Here are some extracts from an interview with Cliff Asness in Lasse Pedersen's (2015) book on Efficiently Inefficient.
Well, the single biggest difference between real world and academia is— this sounds over scientific— time dilation. I’ll explain what I mean. This is not relativistic time dilation as the only time I move at speeds near light is when there is pizza involved. But to borrow the term, your sense of time does change when you are running real money. Suppose you look at a cumulative return of a strategy with a Sharpe ratio of 0.7 and see a three-year period with poor performance. It does not faze you one drop. You go: “Oh, look, that happened in 1973, but it came back by 1976, and that’s what a 0.7 Sharpe ratio does.” But living through those periods takes— subjectively, and in wear and tear on your internal organs— many times the actual time it really lasts. If you have a three-year period where something doesn’t work, it ages you a decade. You face an immense pressure to change your models, you have bosses or clients who lose faith, and I cannot explain the amount of discipline that you need.

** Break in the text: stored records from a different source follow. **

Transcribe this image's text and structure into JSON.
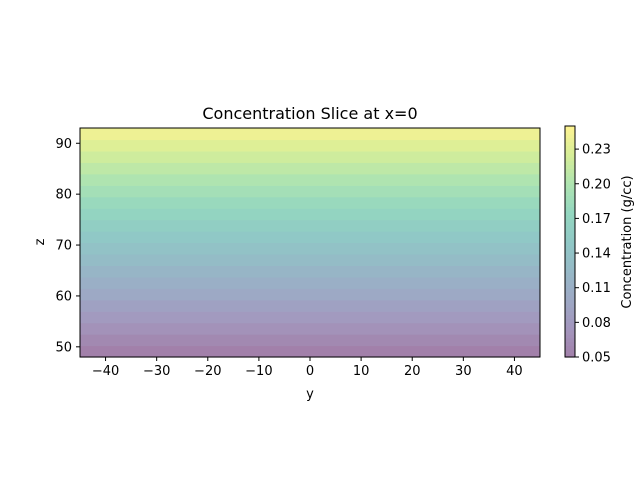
{
  "chart_data": {
    "type": "heatmap",
    "title": "Concentration Slice at x=0",
    "xlabel": "y",
    "ylabel": "z",
    "xlim": [
      -45,
      45
    ],
    "ylim": [
      48,
      93
    ],
    "x_ticks": [
      -40,
      -30,
      -20,
      -10,
      0,
      10,
      20,
      30,
      40
    ],
    "x_tick_labels": [
      "−40",
      "−30",
      "−20",
      "−10",
      "0",
      "10",
      "20",
      "30",
      "40"
    ],
    "y_ticks": [
      50,
      60,
      70,
      80,
      90
    ],
    "y_tick_labels": [
      "50",
      "60",
      "70",
      "80",
      "90"
    ],
    "colorbar": {
      "label": "Concentration (g/cc)",
      "range": [
        0.05,
        0.25
      ],
      "ticks": [
        0.05,
        0.08,
        0.11,
        0.14,
        0.17,
        0.2,
        0.23
      ],
      "tick_labels": [
        "0.05",
        "0.08",
        "0.11",
        "0.14",
        "0.17",
        "0.20",
        "0.23"
      ],
      "colormap": "viridis",
      "alpha": 0.5
    },
    "z_levels": [
      48,
      50.25,
      52.5,
      54.75,
      57,
      59.25,
      61.5,
      63.75,
      66,
      68.25,
      70.5,
      72.75,
      75,
      77.25,
      79.5,
      81.75,
      84,
      86.25,
      88.5,
      90.75,
      93
    ],
    "concentration": [
      0.05,
      0.06,
      0.07,
      0.08,
      0.09,
      0.1,
      0.11,
      0.12,
      0.13,
      0.14,
      0.15,
      0.16,
      0.17,
      0.18,
      0.19,
      0.2,
      0.21,
      0.22,
      0.23,
      0.24
    ]
  }
}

.Discipline is important. We do not think we’re more immune to psychological biases than others, but following the models helps. If we followed them with less discipline, we run the serious risk of reintroducing the exact biases we are trying to exploit! For instance, if people run from stocks with any problems, making value stocks too cheap and attractive buys long-term, if we use our judgment to selectively override our models, perhaps we undo precisely the bet we want to make, in order to make ourselves more “comfortable”? Discipline is not always easy, by the way. It’s really hard to stick to a strategy. But when people cave and disregard their models, they seem to usually do this within an hour and a half of the worst possible time to cave. Admittedly, that’s not a quant study, but it’s been my experience. The difficulty of sticking to the models is part of why they work.